To see how locals shop for everyday food, check out Central Market. Situated riverside, it’s bustling with vendors doling out everything from pristine seafood to fresh handmade noodles. And because Hoi An was a trading port on the old silk route, the town brims with tailors who can custom make—sometimes in as little as 24 hours—any kind of garment, from button-down shirts to suits. Bargaining is the norm here, so don’t settle for the initial price.
For lunch, try a banh mi from Bánh Mì Phượng. A favorite of the late Anthony Bourdain, the hearty baguette sandwich is stuffed with pork, pâté, herbs, and pickled vegetables. Don’t be put off by long lines, as they move quickly. Just order yours to go, and enjoy it while exploring town.
Eating locally doesn’t get more authentic (or more fun) than the Streets & Eats of Hoi An. For four hours, your guides will you zip you around town on Vespas to some of the destination’s best street foods—all of which are paired with cold beer. Among the stops is White Rose Restaurant, which specializes in the namesake dumplings unique to the city. (Imagine delicate rice flour purses resembling flowers, filled with pork or shrimp, then topped with crispy shallots.) The excursion ends on a sweet note with Banh Flan, a Vietnamese spin on crème caramel.
Since cuisine has a big social aspect in Hoi An, why not learn how to whip up some dishes on your own? Headed up by chef Huynh Van Hien, the Nam Hai Cooking Academy goes far beyond the usual demonstrations and classes. Depending on what kind of experience you’re seeking, you can visit Central Market with Hien to source ingredients for your lunch, learn about traditional farming methods at Tra Que Village, or even dive into the delicate art of rice milling.
You’ve had a productive morning, now it’s time to kick back at a beach. Look no further than An Bang, a sandy white oasis just a few kilometers from Hoi An’s Old Town. Beach loungers are widely available (and super affordable, too) with no time limits. Because there’s little wind, the waters are relatively calm, and ideal for swimming and paddle boarding. Feeling peckish? Check out Soul Kitchen, at the northernmost tip of the beach. The casual shack, an An Bang mainstay, turns out dependable bar food and cocktails.
While Old Town is beautiful during the day, it lights up (quite literally) at night—thanks to thousands of colorful paper lanterns lining the narrow streets and alleys.
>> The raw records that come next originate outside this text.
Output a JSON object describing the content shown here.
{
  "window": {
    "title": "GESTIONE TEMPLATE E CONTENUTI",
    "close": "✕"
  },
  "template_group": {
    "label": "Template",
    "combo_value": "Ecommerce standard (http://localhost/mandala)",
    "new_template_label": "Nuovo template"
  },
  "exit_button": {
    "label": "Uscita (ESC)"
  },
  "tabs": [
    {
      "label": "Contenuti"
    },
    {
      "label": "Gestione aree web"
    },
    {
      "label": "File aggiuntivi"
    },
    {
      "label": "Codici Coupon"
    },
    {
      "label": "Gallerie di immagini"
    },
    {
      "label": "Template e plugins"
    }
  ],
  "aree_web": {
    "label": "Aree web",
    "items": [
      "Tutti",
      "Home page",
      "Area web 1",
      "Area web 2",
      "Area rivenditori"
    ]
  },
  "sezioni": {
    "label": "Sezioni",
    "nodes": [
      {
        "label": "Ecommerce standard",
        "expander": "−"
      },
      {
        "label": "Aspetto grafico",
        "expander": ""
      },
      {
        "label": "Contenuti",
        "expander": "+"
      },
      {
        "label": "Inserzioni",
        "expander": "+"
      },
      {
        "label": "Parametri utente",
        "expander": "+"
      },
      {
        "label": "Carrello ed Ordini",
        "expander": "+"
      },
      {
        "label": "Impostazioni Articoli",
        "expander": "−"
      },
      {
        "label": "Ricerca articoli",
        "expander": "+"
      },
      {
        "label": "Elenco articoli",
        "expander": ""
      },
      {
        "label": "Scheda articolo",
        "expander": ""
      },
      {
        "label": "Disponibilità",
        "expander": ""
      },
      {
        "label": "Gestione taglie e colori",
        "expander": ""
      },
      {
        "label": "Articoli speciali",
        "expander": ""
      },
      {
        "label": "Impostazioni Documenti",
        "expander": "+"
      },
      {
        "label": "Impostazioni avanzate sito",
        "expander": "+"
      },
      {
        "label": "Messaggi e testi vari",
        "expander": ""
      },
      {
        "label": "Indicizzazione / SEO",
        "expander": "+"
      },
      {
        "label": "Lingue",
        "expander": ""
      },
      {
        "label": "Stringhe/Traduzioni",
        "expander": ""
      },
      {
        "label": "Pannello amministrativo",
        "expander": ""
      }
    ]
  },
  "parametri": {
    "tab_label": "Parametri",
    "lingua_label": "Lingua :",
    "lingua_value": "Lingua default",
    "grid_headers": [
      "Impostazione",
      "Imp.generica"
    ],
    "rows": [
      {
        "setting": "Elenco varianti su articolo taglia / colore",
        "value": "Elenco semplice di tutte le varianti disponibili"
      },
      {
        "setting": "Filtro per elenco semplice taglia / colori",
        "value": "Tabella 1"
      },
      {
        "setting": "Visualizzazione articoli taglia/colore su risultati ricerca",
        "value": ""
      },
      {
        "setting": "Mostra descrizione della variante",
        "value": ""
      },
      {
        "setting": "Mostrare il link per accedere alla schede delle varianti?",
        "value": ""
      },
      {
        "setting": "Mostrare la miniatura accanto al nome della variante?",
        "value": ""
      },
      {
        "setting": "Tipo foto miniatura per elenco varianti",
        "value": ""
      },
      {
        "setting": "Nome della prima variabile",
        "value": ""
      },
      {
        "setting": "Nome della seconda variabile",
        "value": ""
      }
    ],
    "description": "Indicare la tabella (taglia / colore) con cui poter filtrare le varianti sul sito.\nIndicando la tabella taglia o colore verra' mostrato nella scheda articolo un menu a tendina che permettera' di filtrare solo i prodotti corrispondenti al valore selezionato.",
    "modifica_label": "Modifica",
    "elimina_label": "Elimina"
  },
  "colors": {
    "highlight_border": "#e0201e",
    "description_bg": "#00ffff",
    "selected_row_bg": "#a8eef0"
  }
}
You’ll also notice vendors selling small paper lanterns by the river. Buy a few, make some wishes, and release them on the water: The tradition is believed to evoke luck and happiness. Afterwards, head to Hoi An’s Night Market—not to be confused with the Central Market—located just across the river on Nguyen Hoang. With over 50 stalls, it’s a prime spot for souvenir shopping and wallet-friendly snacking.
Close your long weekend by visiting My Son Sanctuary, a UNESCO World Heritage Site about an hour’s drive from Hoi An. A complex of Hindu temple ruins dating as far back as the fourth century A.D., it served as the capital of the Champa Kingdom until the 13th century. After the fall of the kingdom, the site fell into a state of disrepair until the end of the 19th century, when the French rediscovered it and began excavation. With its towering temple structures, My Son is considered one of the strongest examples of Hindu architecture in Asia.